Des exemples comme ceux-là, on pourrait en énumérer une très longue liste. Quand on s’y arrête quelques instants, on voit bien toute l’importance de tous ces gestes qui facilitent le quotidien d’une quantité innombrable de bénéficiaires.

Alors, en ce premier mardi d’avril, ayons une pensée pour toutes les personnes qui œuvrent dans ce monde du travail invisible. Soyons reconnaissants et espérons que nos décideurs politiques fassent un pas significatif en décrétant, dans un avenir rapproché, une journée officielle du travail invisible. Ça semble un minimum.

FEMMES D’ICI :
Atelier sur l’intelligence artificielle

Un atelier portant sur l’intelligence artificielle sera offert le 21 avril 2026 à 18 h 30 au sous-sol de l’église. Notez bien l’heure, exceptionnellement l’activité se tiendra en soirée.

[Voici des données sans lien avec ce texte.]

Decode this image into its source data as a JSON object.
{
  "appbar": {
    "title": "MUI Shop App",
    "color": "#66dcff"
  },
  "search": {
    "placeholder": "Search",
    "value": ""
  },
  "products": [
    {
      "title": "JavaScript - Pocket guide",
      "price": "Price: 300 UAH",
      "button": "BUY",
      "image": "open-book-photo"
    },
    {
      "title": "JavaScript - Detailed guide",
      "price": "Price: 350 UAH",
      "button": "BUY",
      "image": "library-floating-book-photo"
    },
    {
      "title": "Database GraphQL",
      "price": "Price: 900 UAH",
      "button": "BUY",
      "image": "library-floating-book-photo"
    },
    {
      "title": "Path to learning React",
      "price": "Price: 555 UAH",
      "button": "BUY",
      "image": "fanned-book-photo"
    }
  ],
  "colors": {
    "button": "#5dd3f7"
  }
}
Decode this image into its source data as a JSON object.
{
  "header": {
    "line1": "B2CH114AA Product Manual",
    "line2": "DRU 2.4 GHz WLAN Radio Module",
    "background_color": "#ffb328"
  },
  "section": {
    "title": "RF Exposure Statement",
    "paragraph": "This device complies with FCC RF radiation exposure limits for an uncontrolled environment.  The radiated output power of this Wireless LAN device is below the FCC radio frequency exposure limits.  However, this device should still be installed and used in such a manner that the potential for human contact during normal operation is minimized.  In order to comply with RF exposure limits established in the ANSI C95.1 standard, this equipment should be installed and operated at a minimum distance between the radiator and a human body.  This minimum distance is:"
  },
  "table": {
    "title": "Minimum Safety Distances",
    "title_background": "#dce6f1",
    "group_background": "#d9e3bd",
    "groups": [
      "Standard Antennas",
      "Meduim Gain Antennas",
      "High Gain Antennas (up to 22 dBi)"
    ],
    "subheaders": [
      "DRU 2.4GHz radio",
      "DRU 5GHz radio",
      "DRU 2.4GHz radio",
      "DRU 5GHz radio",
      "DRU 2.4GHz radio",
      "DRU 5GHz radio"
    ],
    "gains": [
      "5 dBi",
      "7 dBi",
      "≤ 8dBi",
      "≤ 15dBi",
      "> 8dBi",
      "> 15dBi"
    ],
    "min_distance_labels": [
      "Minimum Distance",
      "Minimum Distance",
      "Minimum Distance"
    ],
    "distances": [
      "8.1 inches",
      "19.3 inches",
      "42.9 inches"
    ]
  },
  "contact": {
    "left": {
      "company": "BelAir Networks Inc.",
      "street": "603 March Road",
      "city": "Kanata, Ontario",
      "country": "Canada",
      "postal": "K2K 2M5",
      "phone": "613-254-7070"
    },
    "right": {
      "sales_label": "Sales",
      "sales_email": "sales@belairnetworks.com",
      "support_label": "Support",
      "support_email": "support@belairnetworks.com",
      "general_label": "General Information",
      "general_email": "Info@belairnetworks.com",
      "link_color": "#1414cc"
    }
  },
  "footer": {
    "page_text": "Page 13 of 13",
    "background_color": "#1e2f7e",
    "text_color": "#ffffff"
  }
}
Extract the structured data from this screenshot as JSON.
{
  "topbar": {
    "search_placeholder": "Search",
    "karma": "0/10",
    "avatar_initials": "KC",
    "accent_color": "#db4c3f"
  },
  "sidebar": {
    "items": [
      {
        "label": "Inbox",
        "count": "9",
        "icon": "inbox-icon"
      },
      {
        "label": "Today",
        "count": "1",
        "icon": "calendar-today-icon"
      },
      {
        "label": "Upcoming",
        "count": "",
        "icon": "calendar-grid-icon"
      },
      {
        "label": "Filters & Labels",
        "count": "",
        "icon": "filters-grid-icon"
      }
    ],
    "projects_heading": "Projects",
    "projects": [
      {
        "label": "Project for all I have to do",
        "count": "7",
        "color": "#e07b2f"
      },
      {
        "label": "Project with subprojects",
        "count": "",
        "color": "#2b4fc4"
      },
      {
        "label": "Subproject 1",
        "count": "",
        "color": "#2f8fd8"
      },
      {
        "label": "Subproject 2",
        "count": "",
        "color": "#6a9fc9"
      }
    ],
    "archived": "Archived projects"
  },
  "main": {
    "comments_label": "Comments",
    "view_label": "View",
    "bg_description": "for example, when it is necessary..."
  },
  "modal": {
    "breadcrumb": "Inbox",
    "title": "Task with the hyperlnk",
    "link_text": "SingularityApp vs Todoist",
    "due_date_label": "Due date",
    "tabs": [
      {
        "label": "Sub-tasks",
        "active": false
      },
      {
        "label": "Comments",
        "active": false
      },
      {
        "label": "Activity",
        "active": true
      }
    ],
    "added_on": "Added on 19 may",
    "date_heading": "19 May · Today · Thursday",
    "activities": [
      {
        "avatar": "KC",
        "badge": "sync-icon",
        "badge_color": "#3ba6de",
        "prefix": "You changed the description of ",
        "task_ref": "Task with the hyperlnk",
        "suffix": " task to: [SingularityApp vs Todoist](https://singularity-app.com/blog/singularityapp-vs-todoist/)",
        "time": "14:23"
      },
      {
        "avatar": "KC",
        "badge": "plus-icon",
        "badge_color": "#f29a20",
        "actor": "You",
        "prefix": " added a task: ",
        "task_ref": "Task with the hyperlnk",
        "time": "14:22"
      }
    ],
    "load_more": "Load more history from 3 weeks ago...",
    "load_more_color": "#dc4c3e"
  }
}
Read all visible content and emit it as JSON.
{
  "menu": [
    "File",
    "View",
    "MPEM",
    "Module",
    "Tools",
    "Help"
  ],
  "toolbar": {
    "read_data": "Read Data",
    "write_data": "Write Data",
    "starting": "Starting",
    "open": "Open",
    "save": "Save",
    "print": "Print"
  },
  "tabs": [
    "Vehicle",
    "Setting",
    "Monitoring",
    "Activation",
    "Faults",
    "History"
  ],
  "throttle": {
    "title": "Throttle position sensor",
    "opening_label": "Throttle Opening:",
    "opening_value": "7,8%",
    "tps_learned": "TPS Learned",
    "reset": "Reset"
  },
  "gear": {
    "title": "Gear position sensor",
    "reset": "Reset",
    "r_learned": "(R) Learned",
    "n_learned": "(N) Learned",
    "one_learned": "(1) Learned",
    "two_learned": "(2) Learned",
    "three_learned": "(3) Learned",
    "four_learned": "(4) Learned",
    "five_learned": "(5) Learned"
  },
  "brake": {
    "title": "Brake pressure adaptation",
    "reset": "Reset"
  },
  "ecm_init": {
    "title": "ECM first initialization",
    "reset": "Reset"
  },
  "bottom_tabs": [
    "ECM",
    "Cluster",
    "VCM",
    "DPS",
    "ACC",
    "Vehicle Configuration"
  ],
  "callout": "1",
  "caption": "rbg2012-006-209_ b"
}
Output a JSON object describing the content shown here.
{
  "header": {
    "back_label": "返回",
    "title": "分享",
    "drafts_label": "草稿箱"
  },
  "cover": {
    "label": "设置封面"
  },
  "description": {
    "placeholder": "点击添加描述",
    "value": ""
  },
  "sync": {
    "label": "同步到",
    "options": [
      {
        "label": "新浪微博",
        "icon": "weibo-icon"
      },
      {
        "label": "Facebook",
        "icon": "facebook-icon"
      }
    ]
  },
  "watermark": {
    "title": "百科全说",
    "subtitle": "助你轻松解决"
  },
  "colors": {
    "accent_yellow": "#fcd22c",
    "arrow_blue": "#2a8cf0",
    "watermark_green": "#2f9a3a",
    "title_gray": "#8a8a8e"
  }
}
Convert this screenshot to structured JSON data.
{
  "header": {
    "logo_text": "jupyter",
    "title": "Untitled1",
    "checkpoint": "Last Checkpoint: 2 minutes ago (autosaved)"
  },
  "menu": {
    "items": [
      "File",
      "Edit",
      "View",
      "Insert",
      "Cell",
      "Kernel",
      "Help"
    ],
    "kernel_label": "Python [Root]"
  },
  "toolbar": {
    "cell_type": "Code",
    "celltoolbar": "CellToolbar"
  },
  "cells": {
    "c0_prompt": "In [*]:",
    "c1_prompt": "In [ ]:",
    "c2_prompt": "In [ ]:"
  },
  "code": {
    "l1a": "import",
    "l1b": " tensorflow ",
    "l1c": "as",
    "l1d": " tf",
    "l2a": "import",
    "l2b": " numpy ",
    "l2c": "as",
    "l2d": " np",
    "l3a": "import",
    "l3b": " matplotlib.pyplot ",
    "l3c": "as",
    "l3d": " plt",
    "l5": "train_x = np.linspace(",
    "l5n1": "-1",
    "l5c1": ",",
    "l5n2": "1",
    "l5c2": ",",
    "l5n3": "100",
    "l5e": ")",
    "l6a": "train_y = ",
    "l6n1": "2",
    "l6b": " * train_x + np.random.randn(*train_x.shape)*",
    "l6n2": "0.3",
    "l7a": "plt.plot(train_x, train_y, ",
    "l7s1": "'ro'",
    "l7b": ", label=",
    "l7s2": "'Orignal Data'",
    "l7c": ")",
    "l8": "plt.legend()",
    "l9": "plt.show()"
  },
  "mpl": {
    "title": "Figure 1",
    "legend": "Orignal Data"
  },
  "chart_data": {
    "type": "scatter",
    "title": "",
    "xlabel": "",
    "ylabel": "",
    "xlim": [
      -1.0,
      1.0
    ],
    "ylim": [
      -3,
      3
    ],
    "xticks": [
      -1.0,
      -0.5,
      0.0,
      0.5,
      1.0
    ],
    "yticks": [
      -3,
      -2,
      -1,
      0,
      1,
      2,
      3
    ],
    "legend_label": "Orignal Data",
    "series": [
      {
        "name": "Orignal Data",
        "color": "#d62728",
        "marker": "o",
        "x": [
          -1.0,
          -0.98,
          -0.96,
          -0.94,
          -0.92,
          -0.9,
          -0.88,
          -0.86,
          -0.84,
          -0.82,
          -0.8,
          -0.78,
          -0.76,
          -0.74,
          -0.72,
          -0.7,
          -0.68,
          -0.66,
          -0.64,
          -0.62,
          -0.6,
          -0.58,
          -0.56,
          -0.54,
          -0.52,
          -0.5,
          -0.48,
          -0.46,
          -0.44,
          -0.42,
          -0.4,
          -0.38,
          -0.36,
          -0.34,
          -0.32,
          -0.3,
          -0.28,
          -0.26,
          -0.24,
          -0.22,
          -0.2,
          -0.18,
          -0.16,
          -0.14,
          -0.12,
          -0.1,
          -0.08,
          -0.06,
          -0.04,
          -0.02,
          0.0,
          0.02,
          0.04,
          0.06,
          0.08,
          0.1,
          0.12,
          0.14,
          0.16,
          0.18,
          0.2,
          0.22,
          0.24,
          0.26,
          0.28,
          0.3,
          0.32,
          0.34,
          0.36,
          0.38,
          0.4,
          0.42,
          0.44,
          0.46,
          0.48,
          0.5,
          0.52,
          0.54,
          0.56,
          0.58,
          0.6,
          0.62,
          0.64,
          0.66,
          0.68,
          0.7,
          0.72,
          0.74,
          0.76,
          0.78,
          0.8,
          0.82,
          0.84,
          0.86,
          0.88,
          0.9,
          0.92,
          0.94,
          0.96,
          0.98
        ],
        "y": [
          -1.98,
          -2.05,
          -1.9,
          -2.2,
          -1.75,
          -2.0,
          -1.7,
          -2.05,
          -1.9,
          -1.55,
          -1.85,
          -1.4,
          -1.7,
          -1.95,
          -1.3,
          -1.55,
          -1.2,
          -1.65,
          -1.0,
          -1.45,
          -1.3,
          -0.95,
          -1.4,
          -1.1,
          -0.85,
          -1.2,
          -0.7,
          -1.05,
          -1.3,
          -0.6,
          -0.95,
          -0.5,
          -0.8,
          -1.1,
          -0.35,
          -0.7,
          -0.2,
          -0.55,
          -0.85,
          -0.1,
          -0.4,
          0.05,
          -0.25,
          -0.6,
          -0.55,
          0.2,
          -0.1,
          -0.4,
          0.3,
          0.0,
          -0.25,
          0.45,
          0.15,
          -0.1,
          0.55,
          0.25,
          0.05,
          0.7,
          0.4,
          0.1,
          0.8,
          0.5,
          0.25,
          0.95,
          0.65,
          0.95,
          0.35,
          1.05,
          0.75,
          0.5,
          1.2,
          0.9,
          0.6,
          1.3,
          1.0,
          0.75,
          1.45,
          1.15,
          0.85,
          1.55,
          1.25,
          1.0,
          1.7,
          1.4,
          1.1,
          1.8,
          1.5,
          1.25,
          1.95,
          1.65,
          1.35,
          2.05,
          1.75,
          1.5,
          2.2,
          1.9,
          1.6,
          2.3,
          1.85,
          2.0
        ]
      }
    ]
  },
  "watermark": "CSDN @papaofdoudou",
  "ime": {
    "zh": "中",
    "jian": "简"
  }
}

S’il y a un sujet qui est d’actualité, c’est bien celui de l’intelligence artificielle. Pas une seule journée ne se passe sans qu’on en entende parler positivement ou négativement. Cette nouvelle réalité qui a envahi nos vies à une vitesse phénoménale provoque des inquiétudes, mais pique aussi notre curiosité. Avantages, limites, risques, voilà autant de questions que cet atelier nous permettra d’aborder avec notre intelligence toute naturelle.

Activité offerte à toute la population. C’est un rendez-vous.

RAPPEL

La revue Femmes d’ici, hiver 2026 est disponible sur le site provincial de l’Afeas (afeas.qc.ca/revues/).

Votre revue est une source précieuse d’informations sur des sujets très variés qui concernent toutes les femmes. Dans la dernière édition, vous trouverez en éditorial un texte de notre présidente provinciale, Mme Lise Courteau, sur la montée du masculinisme. Également, un texte s’intitulant « Féminisme et nouvelles technologies, un nouveau champ de lutte incontournable » parle d’intelligence artificielle, sujet que nous aborderons justement lors de notre rencontre d’avril. Sous la rubrique « Portrait de femme », on nous présente la journaliste politique Chantal Hébert. Ce ne sont là que quelques exemples des articles que vous pouvez y lire. Bonne lecture si ce n’est déjà fait.